I am suspicious of any idea posted on econlib.org, to say the least. I mean really suspicious.

But this is an interesting point a poster there is making — we need to come up with a hybrid solution to credentialing.

Why? Well, unbundled credentialing tends to lead to teaching to the test, and ultimately narrows curriculum, as we have seen (in spades) in the K-12 space in America.

Bundled credentialing, on the other hand, tends to get a bit incestuous over time — “Of course our students are competent, they get an average grade of B+!”, etc.  

The solution, says this guy, is to use a third party agency to “Test to the teaching”:

One solution might be an independent assessment center that is sort of a cross between the Advanced Placement testing system and Swarthmore College’s outside examiners.
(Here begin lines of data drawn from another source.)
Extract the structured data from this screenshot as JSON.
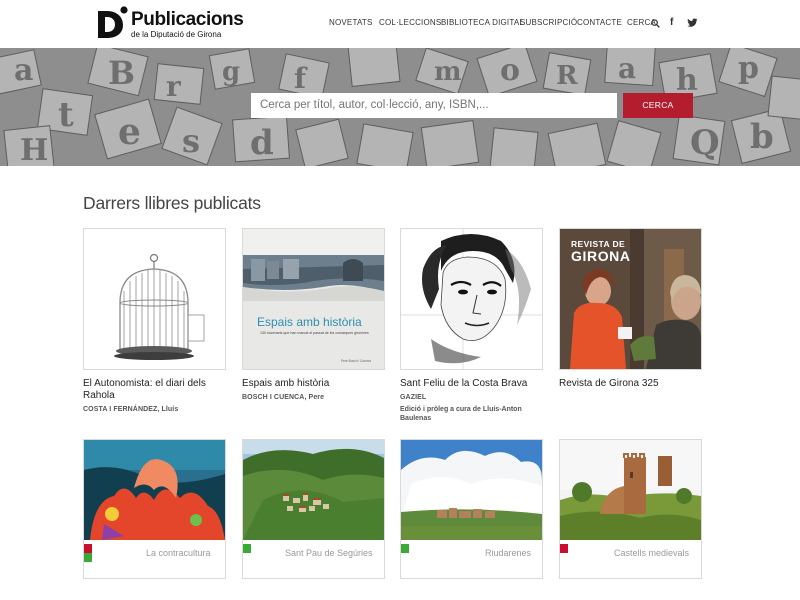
{
  "header": {
    "logo_title": "Publicacions",
    "logo_subtitle": "de la Diputació de Girona",
    "nav": [
      "NOVETATS",
      "COL·LECCIONS",
      "BIBLIOTECA DIGITAL",
      "SUBSCRIPCIÓ",
      "CONTACTE",
      "CERCA"
    ],
    "social_facebook": "f"
  },
  "hero": {
    "search_placeholder": "Cerca per títol, autor, col·lecció, any, ISBN,...",
    "search_button": "CERCA"
  },
  "main": {
    "section_title": "Darrers llibres publicats",
    "books": [
      {
        "title": "El Autonomista: el diari dels Rahola",
        "author": "COSTA I FERNÁNDEZ, Lluís"
      },
      {
        "title": "Espais amb història",
        "author": "BOSCH I CUENCA, Pere",
        "cover_title": "Espais amb història",
        "cover_subtitle": "130 escenaris que han marcat el passat de les comarques gironines",
        "cover_footer": "Pere Bosch i Cuenca"
      },
      {
        "title": "Sant Feliu de la Costa Brava",
        "author": "GAZIEL",
        "note": "Edició i pròleg a cura de Lluís-Anton Baulenas"
      },
      {
        "title": "Revista de Girona 325",
        "cover_title_1": "REVISTA DE",
        "cover_title_2": "GIRONA"
      },
      {
        "cover_title": "La contracultura"
      },
      {
        "cover_title": "Sant Pau de Segúries"
      },
      {
        "cover_title": "Riudarenes"
      },
      {
        "cover_title": "Castells medievals"
      }
    ]
  },
  "colors": {
    "accent": "#b41d2e",
    "collection_red": "#c8102e",
    "collection_green": "#3aa935"
  }
}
Like the AP tests, it would use a rigorous grading system that people could trust. Like the Swarthmore system, the examiners would show some flexibility in adapting to any course syllabus, so that the syllabus and the curriculum would come from the bottom up (teachers and students) rather than from the top down (the rigid curriculum of the AP folks).*

(*What if a teacher of, say, organic chemistry, offers a dumbed-down course that omits a number of difficult topics? The folks at A Means A would write an exam and give a grade based on the curriculum, but they would also report that the curriculum failed to cover topics that ordinarily are covered in organic chemistry.)

There’s a number of problems with this, certainly, but it represents better thought about the unbundling of credentialing than I often see elsewhere.